Finserv Industry Targeted by Phishing Attacks

The financial services industry is under attack. Finserv companies experienced a 147% increase in phishing clicks between January and September 2019 from scammers imitating financial organizations. 

These alarming facts are from a study by Palo Alto, Calif.-based Menlo Security, which provides cloud data protection. The study also showed an uptick in financial services employees clicking on phishing links. Oone particular attack in May prompted the click rate among Menlo’s customers to increase by 274%. 

“Given the data refers to actual clicks rather than phishing emails received, this means that the attack bypassed all existing security defenses, landed in an inbox and was clicked by an employee—basically a worst case scenario,” Vinay Pidathala, director of security research at Menlo Security, said in a blog post announcing the research results.

The bottom line is phishing still works for scammers. “The overall trend of employees clicking on phishing links is steadily climbing, and the unfortunate reality is that attackers are getting better,” Pidathala explained. He noted that despite advances in security technology, phishing attacks still seem to be effective. Attackers are modifying their methods to bypass security defenses and reach end-users. For instance, they are increasingly hosting malicious content or files on SaaS services to trick users and security products into thinking the email is for a legitimate business purpose.

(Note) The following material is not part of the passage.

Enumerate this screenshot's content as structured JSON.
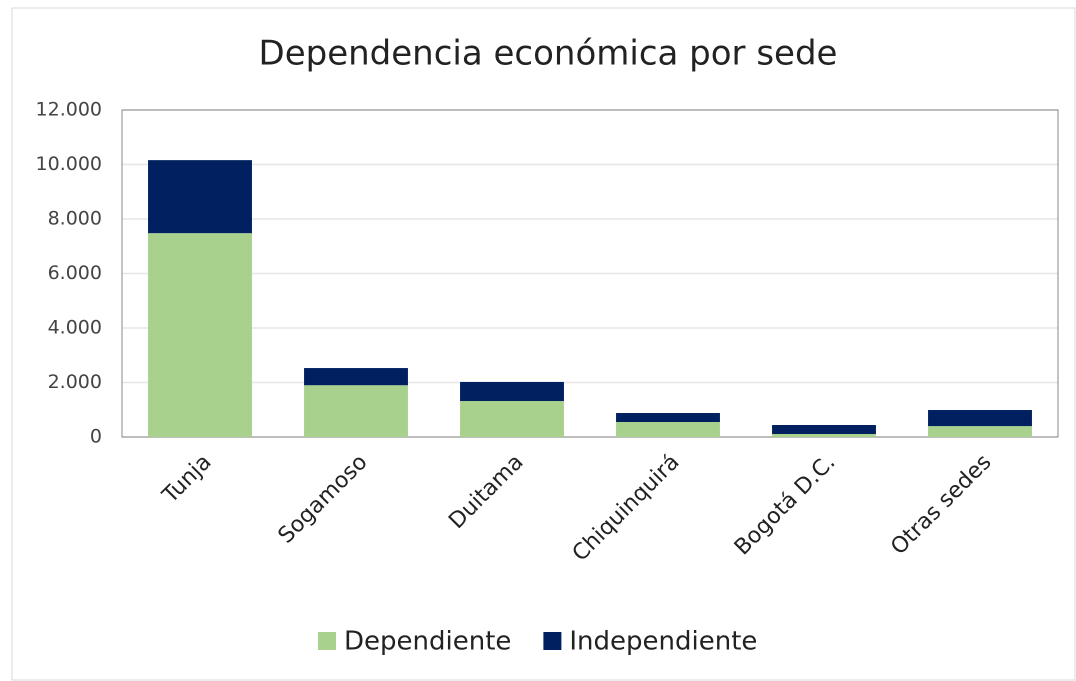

The widespread adoption among organizations of enterprise cloud applications, such as Box, Salesforce, OneDrive and Dropbox, has led to a surge in phishing and credential theft carried out on those cloud services. “Attackers are targeting cloud hosted applications trusted by enterprises to increase their probability of breaching a company, with OneDrive being the most popular application used for phishing, likely because so many enterprises are moving to Office 365,” said Pidathala.

Traditional security products are unable to successfully detect phishing attacks because they are fighting a losing battle and trying to detect what is good vs. bad, Pidathala pointed out. “Vendors will always be one step behind, and this data shows that financial services organizations are clearly not keeping pace with the bad guys,” he said. “The time is now for organizations across industries to embrace isolation and empower Secure Cloud Transformation.”